Russ Taylor received a B.Sc in Astronomy, from the University of Western Ontario in 1976, and a Ph.D. in Physics (Radio Astronomy) from the University of British Columbia in 1982. He is currently South African Joint Research Chair in Radio Astronomy at the University of Cape Town and University of the Western Cape. Before coming to South Africa in 2014, Professor Taylor was Professor of Astrophysics at the University of Calgary and Director of the three-university Institute for Space Imaging Science. Past positions include: Head of the Department of Physics and Astronomy University of Calgary, Visiting Scientist, U.S. National Radio Astronomy Observatory; Distinguished Visiting Scientist, Australian Commonwealth Industrial Research Organization; Research Associate, University of Manchester, Jodrell Bank Observatory; Research Associate, University of Groningen, Kapteyn Astronomical Laboratory; NSERC Postdoctoral Fellow, University of Toronto.
He has served on numerous national and international committees and boards. Among these are several that impact planning and development of astronomy world-wide, including President of the Radio Astronomy Division of the International Astronomical Union. He has played a leading role on Square Kilometre Array Project since its inception, serving as founding Executive Secretary of the International Square Kilometre, Array Steering Committee, founding chair of the International SKA Science Advisory Committee, vice-chair of the International SKA Science and Engineering Committee, and as a member of the International Board of the Preparatory Phase Program for the SKA and of the International Board of the SKA Organization.
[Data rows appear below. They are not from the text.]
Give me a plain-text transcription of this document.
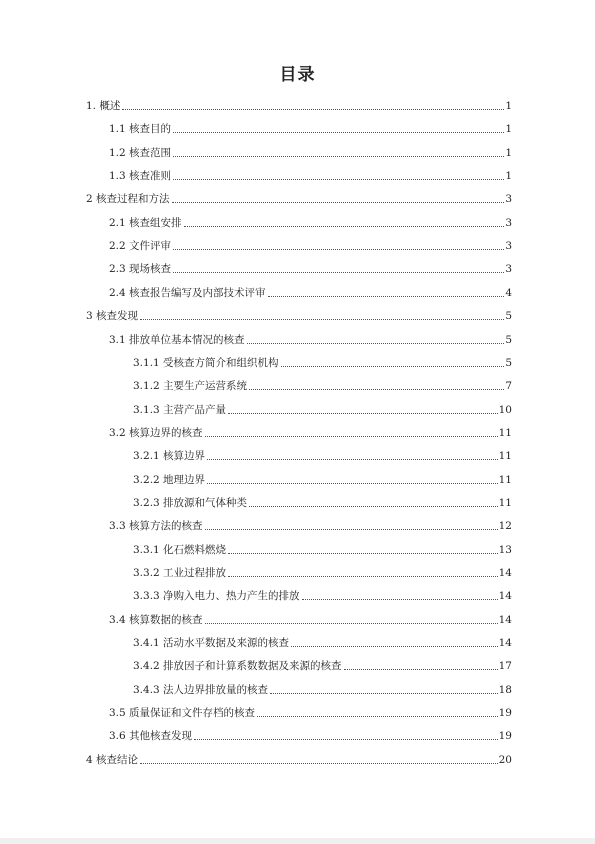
目录
1. 概述	1
1.1 核查目的	1
1.2 核查范围	1
1.3 核查准则	1
2 核查过程和方法	3
2.1 核查组安排	3
2.2 文件评审	3
2.3 现场核查	3
2.4 核查报告编写及内部技术评审	4
3 核查发现	5
3.1 排放单位基本情况的核查	5
3.1.1 受核查方简介和组织机构	5
3.1.2 主要生产运营系统	7
3.1.3 主营产品产量	10
3.2 核算边界的核查	11
3.2.1 核算边界	11
3.2.2 地理边界	11
3.2.3 排放源和气体种类	11
3.3 核算方法的核查	12
3.3.1 化石燃料燃烧	13
3.3.2 工业过程排放	14
3.3.3 净购入电力、热力产生的排放	14
3.4 核算数据的核查	14
3.4.1 活动水平数据及来源的核查	14
3.4.2 排放因子和计算系数数据及来源的核查	17
3.4.3 法人边界排放量的核查	18
3.5 质量保证和文件存档的核查	19
3.6 其他核查发现	19
4 核查结论	20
On the research side, Taylor has published over 200 professional scientific articles, and has edited four books. During his time as a professor at the University of Calgary he mentored over 40 young scientists in radio astrophysics and the techniques of radio imaging of the sky. One was awarded the Henri Chrétien International Research Award from the American Astronomical Society in 1993 for work carried out under his supervision, and one graduate student was award the Canadian Astronomical Society’s Plaskett Medal for the best Canadian Ph.D. thesis in Astronomy.
Taylor was the Canadian Co-principal Investigator on the VSOP space mission, an international partnership to launch a radio telescope for Very Long Baseline Interferometry imaging between Earth and space. As part of the mission he directed one of three international centres for processing of the VSOP mission data.